On Dec. 4 FINRA filed with the SEC a proposal to create a separate rule set that would apply to firms that meet the definition of “capital acquisition broker” and elect to be governed under that rule set. A capital acquisition broker would be one that, among other things, advises on securities offerings or other capital raising activities and acts as placement agent in private offerings, advises companies on the purchase and sale of a business or assets or regarding its corporate restructuring, divestiture or merger, advises on the selection of investment bankers, provides fairness opinions and effects merger and acquisition transactions. New capital acquisition brokers would be required to file a new member application like other member firms, but would be subject to a reduced set of FINRA rules. Existing member firms that agree to limit their activities would be able to convert to capital acquisition broker status without undergoing a lengthy continuing membership application process.
The European Commission has announced proposals to introduce significant reform of the EU prospectus regime that applies to companies issuing shares or debt securities to EU purchasers. The key proposals call for: ● increasing the threshold for smaller fundraisings not requiring a prospectus from €100,000 to €500,000, although Member States will be able to set higher thresholds for their domestic markets, up to a maximum of €10 million (from €5 million currently); ● creating a lighter prospectus regime for smaller companies with market capitalization of less than €200 million; ● encouraging shorter prospectuses with better information for investors; ● providing a new simplified prospectus for secondary issues; ● creating a fast track and simplified frequent issuer regime, including five day fast-track approval for each new security issue by companies that want to list shares or issue debt and that regularly maintain an annually updated "Universal Registration Document" (URD), containing required information on the company; and ● establishing The European Securities and Markets Authority as a single access point for all EU prospectuses, providing searchable online access to all prospectuses approved in the European Economic Area. The proposals will now go before the European Parliament and the EU Council. It is reasonably likely that the EU will look to implement the proposals soon.
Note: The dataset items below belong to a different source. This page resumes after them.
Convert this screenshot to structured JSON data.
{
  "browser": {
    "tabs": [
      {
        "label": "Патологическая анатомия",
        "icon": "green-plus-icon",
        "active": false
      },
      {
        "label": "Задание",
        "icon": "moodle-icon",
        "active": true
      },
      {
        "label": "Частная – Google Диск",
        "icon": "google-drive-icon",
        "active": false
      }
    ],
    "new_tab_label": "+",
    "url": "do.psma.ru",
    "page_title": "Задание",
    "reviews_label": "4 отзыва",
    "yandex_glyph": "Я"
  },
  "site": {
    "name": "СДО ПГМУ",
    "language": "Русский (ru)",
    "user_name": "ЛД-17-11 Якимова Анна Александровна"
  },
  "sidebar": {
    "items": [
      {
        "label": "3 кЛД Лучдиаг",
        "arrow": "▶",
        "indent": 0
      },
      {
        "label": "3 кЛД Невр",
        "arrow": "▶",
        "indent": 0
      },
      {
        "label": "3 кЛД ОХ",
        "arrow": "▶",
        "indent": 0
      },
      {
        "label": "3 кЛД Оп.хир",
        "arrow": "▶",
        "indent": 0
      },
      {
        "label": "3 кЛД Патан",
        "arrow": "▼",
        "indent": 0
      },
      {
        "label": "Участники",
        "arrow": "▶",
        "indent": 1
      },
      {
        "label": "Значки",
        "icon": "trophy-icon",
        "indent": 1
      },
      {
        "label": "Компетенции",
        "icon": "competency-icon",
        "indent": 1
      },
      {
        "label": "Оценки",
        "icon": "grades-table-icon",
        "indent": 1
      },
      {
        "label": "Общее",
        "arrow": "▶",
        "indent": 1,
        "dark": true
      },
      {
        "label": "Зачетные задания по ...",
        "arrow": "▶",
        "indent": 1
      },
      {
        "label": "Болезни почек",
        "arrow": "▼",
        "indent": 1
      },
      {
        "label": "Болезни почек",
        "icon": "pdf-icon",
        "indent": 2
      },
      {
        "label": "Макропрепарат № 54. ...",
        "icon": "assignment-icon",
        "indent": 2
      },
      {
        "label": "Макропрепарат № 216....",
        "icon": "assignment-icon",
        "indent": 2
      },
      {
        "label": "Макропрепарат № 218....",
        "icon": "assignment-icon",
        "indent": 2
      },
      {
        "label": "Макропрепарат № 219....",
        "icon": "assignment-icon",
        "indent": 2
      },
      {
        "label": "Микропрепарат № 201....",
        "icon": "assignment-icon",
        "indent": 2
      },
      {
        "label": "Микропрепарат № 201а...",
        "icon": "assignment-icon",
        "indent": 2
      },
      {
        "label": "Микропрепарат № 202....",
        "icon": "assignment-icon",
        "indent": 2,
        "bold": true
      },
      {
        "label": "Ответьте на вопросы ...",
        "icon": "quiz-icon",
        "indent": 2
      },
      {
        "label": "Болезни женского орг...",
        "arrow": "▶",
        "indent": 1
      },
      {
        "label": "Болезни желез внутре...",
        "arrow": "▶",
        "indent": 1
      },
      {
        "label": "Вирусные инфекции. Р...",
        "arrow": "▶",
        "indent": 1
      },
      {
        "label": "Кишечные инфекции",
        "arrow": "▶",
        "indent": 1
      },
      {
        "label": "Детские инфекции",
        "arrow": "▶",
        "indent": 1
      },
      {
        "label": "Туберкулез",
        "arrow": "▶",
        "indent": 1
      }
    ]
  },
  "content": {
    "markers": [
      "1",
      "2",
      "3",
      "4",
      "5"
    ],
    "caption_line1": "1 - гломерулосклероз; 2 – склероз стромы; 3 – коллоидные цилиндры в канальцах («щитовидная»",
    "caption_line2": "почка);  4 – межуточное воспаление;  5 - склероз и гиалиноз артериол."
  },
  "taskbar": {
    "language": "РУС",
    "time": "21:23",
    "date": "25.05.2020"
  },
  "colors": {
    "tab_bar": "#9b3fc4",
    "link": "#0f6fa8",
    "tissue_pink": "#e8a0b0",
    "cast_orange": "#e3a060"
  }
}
The FDIC has issued a revised Compliance Examination Manual to reflect recent supervisory guidance. The revised manual includes new guidance concerning Matters Requiring Board Attention, guidance on evaluating consumer harm, including a new “Assessment of Risk of Consumer Harm,” and other matters relevant to examinations of FDIC supervised institutions.
The Federal Reserve Board (FRB) has adopted a final rule that provides guidance on how capital instruments issued by depository institution holding companies that are not organized as stock corporations (such as partnerships and limited liability companies) may qualify as common equity tier 1 capital under the FRB’s capital adequacy rules. It also provides an exemption from the FRB’s capital adequacy rules for estate trusts that are savings and loan holding companies (SLHCs) and Employee Stock Ownership Plans (ESOPs) that are holding companies. In the adopting release that accompanied the final rule the FRB stated that it intends to develop alternative capital standards for SLHCs that are estate trusts and will measure compliance with its capital rules by ESOPs by evaluating the capital adequacy of the sponsoring banking organizations. To permit nontraditional holding companies to evaluate and conform their capital structure to regulatory requirements, the rule permits holding companies other than stock corporations to treat certain nonqualifying equity interests as common equity tier 1 capital until July 1, 2016.
Enforcement & Litigation
The CFPB fined subprime credit reporting agency Clarity Services $8 million for alleged violations of the Fair Credit Reporting Act and the Consumer Financial Protection Act. In addition to the fine, the Dec. 3 consent order requires Clarity Services to halt the practices identified in the order – including obtaining credit reports without a permissible purpose and failure to investigate consumer disputes – and to implement policies and procedures to ensure future compliance.
Goodwin Procter News
Goodwin Procter’s Banking practice issued a client alert detailing the top 6 themes discussed at the 4th Annual Banking Symposium, hosted by Goodwin Procter LLP on Nov. 19, 2015. At the Symposium, leaders from more than 20 banking institutions, along with an expert group of panelists and moderators, recently gathered to share how community banks can best take advantage of opportunities presented by technological and generational change. The symposium explored how to expand customer relationships, enhance competiveness and increase profitability through innovation, partnerships and community engagement.